Les huîtres en casier
11 mai 1998
04m 24s
Réf. 00227
Notice
Résumé :
Près de Talmont-Saint-Hilaire, l'association Estuaire proteste contre le projet de la commune de Jard-sur-Mer de créer des bassins de collecte d'eaux filtrées de la station d'épuration. Leur contre-projet consiste en la création de bassins de moindre profondeur, qui seraient plus efficace et moins menaçant pour les activités ostréicoles.
Type de média :
Date de diffusion :
11 mai 1998
Source :
FR3
(Collection:
JT soir Pays de la Loire
)
Personnalité(s) :
Lieux :
Éclairage
A partir des années 1960, l’ostréiculture a connu une modernisation avec le passage de l’élevage « à plat » (c’est à dire à même l’estran) vers l’élevage surélevé. La plupart des ostréiculteurs ont adopté l’élevage en poches grillagées en plastique. Sanglées sur des tables en ferraille, elles sont remplies de coquillages juvéniles et retournées périodiquement pour offrir à la lumière du jour une face débarrassée de la vase et des algues qui tendent inexorablement à proliférer. Une telle forme d’élevage aboutit à produire des huîtres légèrement allongées, car ayant grandi serrées les unes contre les autres. Dès 1915, les conditions particulières de l’estuaire du Payré, petit fleuve côtier proche de Talmont-Saint-Hilaire, avaient conduit les ostréiculteurs à développer un élevage surélevé : l’élevage en casier. L’omniprésence d’un sable prompt à s’accumuler et à ensevelir les élevages, qu’ils soient à plat ou sur des tables, fut à l’origine de cette adaptation. A La Guittière, port saunier devenu ostréicole, les élevages sur des pieux – les chantiers – supportaient des casiers, sortes de plateaux dont le fond est grillagé.

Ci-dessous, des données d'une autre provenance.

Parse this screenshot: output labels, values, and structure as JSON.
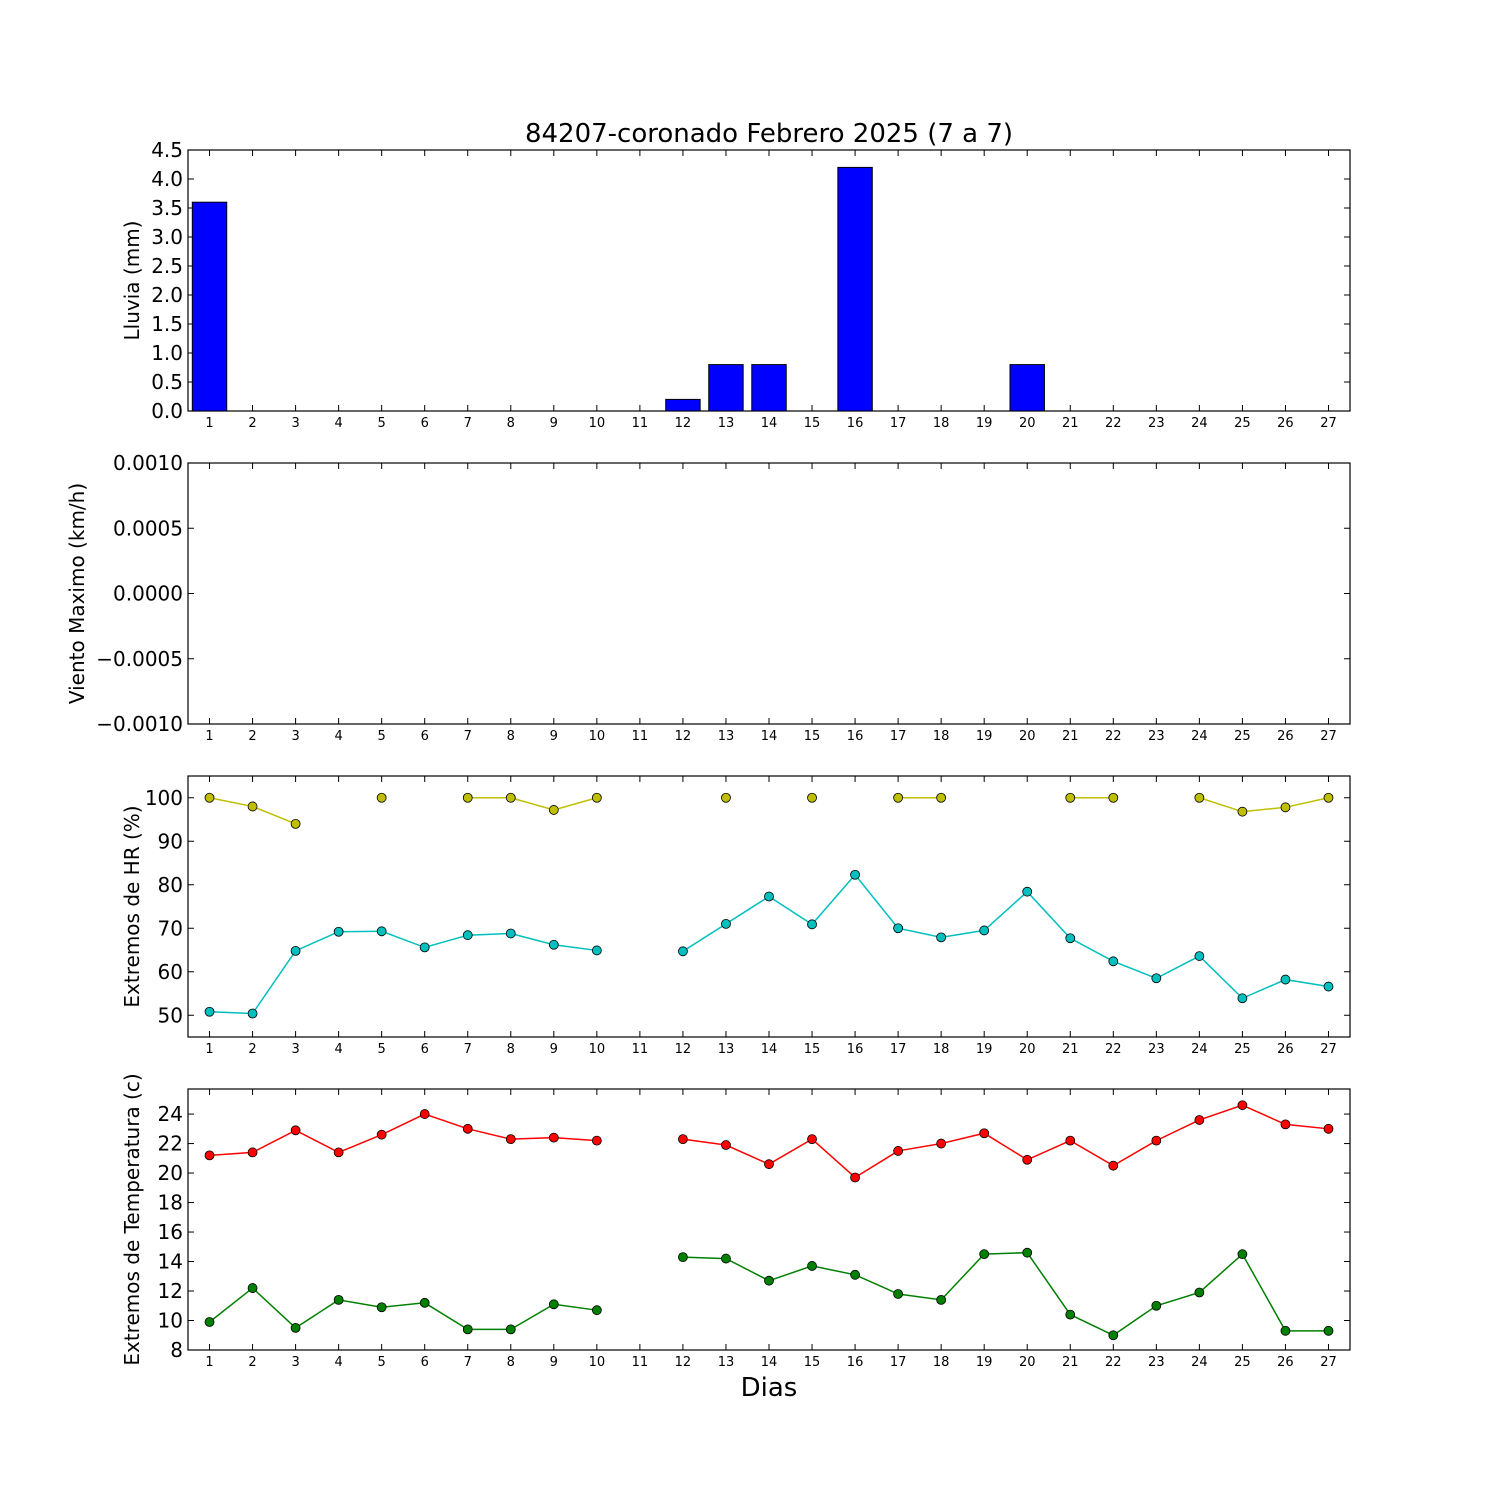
{
  "title": "84207-coronado Febrero 2025  (7 a 7)",
  "xlabel": "Dias",
  "days": [
    1,
    2,
    3,
    4,
    5,
    6,
    7,
    8,
    9,
    10,
    11,
    12,
    13,
    14,
    15,
    16,
    17,
    18,
    19,
    20,
    21,
    22,
    23,
    24,
    25,
    26,
    27
  ],
  "colors": {
    "bar": "#0000ff",
    "hr_max": "#bfbf00",
    "hr_min": "#00bfbf",
    "t_max": "#ff0000",
    "t_min": "#008000"
  },
  "chart_data": [
    {
      "type": "bar",
      "ylabel": "Lluvia (mm)",
      "ylim": [
        0,
        4.5
      ],
      "yticks": [
        0.0,
        0.5,
        1.0,
        1.5,
        2.0,
        2.5,
        3.0,
        3.5,
        4.0,
        4.5
      ],
      "ytick_labels": [
        "0.0",
        "0.5",
        "1.0",
        "1.5",
        "2.0",
        "2.5",
        "3.0",
        "3.5",
        "4.0",
        "4.5"
      ],
      "x": [
        1,
        2,
        3,
        4,
        5,
        6,
        7,
        8,
        9,
        10,
        11,
        12,
        13,
        14,
        15,
        16,
        17,
        18,
        19,
        20,
        21,
        22,
        23,
        24,
        25,
        26,
        27
      ],
      "values": [
        3.6,
        0,
        0,
        0,
        0,
        0,
        0,
        0,
        0,
        0,
        0,
        0.2,
        0.8,
        0.8,
        0,
        4.2,
        0,
        0,
        0,
        0.8,
        0,
        0,
        0,
        0,
        0,
        0,
        0
      ]
    },
    {
      "type": "line",
      "ylabel": "Viento Maximo (km/h)",
      "ylim": [
        -0.001,
        0.001
      ],
      "yticks": [
        -0.001,
        -0.0005,
        0.0,
        0.0005,
        0.001
      ],
      "ytick_labels": [
        "−0.0010",
        "−0.0005",
        "0.0000",
        "0.0005",
        "0.0010"
      ],
      "x": [
        1,
        2,
        3,
        4,
        5,
        6,
        7,
        8,
        9,
        10,
        11,
        12,
        13,
        14,
        15,
        16,
        17,
        18,
        19,
        20,
        21,
        22,
        23,
        24,
        25,
        26,
        27
      ],
      "series": []
    },
    {
      "type": "line",
      "ylabel": "Extremos de HR (%)",
      "ylim": [
        45,
        105
      ],
      "yticks": [
        50,
        60,
        70,
        80,
        90,
        100
      ],
      "ytick_labels": [
        "50",
        "60",
        "70",
        "80",
        "90",
        "100"
      ],
      "x": [
        1,
        2,
        3,
        4,
        5,
        6,
        7,
        8,
        9,
        10,
        11,
        12,
        13,
        14,
        15,
        16,
        17,
        18,
        19,
        20,
        21,
        22,
        23,
        24,
        25,
        26,
        27
      ],
      "series": [
        {
          "color_key": "hr_max",
          "values": [
            100,
            98,
            94,
            null,
            100,
            null,
            100,
            100,
            97.2,
            100,
            null,
            null,
            100,
            null,
            100,
            null,
            100,
            100,
            null,
            null,
            100,
            100,
            null,
            100,
            96.8,
            97.8,
            100
          ]
        },
        {
          "color_key": "hr_min",
          "values": [
            50.8,
            50.4,
            64.8,
            69.2,
            69.3,
            65.6,
            68.4,
            68.8,
            66.2,
            64.9,
            null,
            64.7,
            71,
            77.3,
            70.9,
            82.3,
            70,
            67.9,
            69.5,
            78.4,
            67.7,
            62.4,
            58.5,
            63.6,
            53.9,
            58.2,
            56.6
          ]
        }
      ]
    },
    {
      "type": "line",
      "ylabel": "Extremos de Temperatura (c)",
      "ylim": [
        8,
        25.7
      ],
      "yticks": [
        8,
        10,
        12,
        14,
        16,
        18,
        20,
        22,
        24
      ],
      "ytick_labels": [
        "8",
        "10",
        "12",
        "14",
        "16",
        "18",
        "20",
        "22",
        "24"
      ],
      "x": [
        1,
        2,
        3,
        4,
        5,
        6,
        7,
        8,
        9,
        10,
        11,
        12,
        13,
        14,
        15,
        16,
        17,
        18,
        19,
        20,
        21,
        22,
        23,
        24,
        25,
        26,
        27
      ],
      "series": [
        {
          "color_key": "t_max",
          "values": [
            21.2,
            21.4,
            22.9,
            21.4,
            22.6,
            24,
            23,
            22.3,
            22.4,
            22.2,
            null,
            22.3,
            21.9,
            20.6,
            22.3,
            19.7,
            21.5,
            22,
            22.7,
            20.9,
            22.2,
            20.5,
            22.2,
            23.6,
            24.6,
            23.3,
            23
          ]
        },
        {
          "color_key": "t_min",
          "values": [
            9.9,
            12.2,
            9.5,
            11.4,
            10.9,
            11.2,
            9.4,
            9.4,
            11.1,
            10.7,
            null,
            14.3,
            14.2,
            12.7,
            13.7,
            13.1,
            11.8,
            11.4,
            14.5,
            14.6,
            10.4,
            9,
            11,
            11.9,
            14.5,
            9.3,
            9.3
          ]
        }
      ]
    }
  ]
}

Ce type d’élevage cumule les contraintes techniques : il oblige les ostréiculteurs à mettre en œuvre des installations sans les dispenser des multiples opérations manuelles de l’élevage à plat. En effet, alors qu’il suffit de retourner les poches, les casiers nécessitent l’utilisation d’outils à main. Avec le boguet (la pelle des sauniers) ou la fourche, autrefois dédiés à l’élevage à plat, il s’agit de retourner délicatement les coquillages disposés en casier. Moins résistant et plus coûteux que la poche, le casier commande un élevage de moindre densité dont les huîtres font l’objet de soins plus attentifs (rinçage, brassage). Le squelette – la coquille – de l’huître se développe de manière plus régulière et la chair du coquillage suit sa courbe de croissance. Au final, les produits sont de catégories supérieures (norme AFNOR « fines » ou « spéciales ») avec des formes rondes et des coquilles pleines.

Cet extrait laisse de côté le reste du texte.